Kim, I’m just waiting for you to come back. I’m just waiting for you to call me. You don’t need to be fear and worry for I am your God. Trust.
(Maybe I’m imagining things. But my faith stands. It was God.)
And it hit me hard. Maybe I just went away from HIM. Though, it’s not like I left God or broke ties with HIM. But yes, my prayers were dry. My spiritual life was dry. My relationship with God was dry.
So I went back. I repair my relationship with the Lord. I surrendered everything to HIM. On the next day, it didn’t miraculously become inspired me or what. But I felt ease and calm. It changed my heart. It seems like the big waves has passed and sea became calm once again.
Friend, If you’re tired and you want to quit, and you’re being honest with yourself– you need to be honest. It’s okay.
If you failed. That’s okay. You learned anyway.

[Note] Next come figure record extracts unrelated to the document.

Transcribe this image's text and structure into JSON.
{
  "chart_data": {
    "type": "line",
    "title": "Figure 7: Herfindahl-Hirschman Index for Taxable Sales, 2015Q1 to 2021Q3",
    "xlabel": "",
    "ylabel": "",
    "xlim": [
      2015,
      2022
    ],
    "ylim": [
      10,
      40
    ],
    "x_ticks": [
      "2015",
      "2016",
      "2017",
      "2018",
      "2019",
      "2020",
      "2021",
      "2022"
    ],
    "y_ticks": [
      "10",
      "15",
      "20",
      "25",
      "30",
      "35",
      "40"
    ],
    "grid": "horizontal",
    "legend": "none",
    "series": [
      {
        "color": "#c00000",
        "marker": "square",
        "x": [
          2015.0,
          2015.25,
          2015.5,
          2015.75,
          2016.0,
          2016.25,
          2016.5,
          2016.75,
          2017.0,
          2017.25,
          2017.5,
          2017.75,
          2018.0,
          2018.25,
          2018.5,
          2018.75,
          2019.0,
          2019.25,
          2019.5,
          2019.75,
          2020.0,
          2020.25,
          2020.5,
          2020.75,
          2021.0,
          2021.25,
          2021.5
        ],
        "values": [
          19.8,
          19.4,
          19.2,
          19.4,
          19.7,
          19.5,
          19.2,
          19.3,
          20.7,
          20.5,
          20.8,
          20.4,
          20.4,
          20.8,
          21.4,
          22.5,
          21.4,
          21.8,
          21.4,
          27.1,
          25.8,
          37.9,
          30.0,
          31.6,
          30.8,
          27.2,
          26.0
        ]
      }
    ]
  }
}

If you quit. That’s okay. You can always begin again, anyway.
If you got rejected. That’s okay. You can try again. And keep in mind that you’re not being rejected for something good, you’re being redirected to something better.
If you lost heart. That’s okay. You will find it again.
We all need to take a break, a breather. We all need that. Pause. Rest.
You can file a leave of absence from your work. Do travel– go on hiking or to the beach. You can binge watch your favorite Netflix show. You can take a break from any social media platform– I do this most of the time and it’d help me.
Just do anything would help you to find yourself. Brings you happiness, serenity and warm feelings. And help you to get back in the track.
You’re just going through the phase and you’d get out of it pretty soon. Just don’t be hard to yourself. Take the time you that needed.
I pray that you find in your heart and in your soul the peace that you’re looking for. I pray that you find it in your deepest core to muster up the strength to raise your head, open your lips, and cry unto God.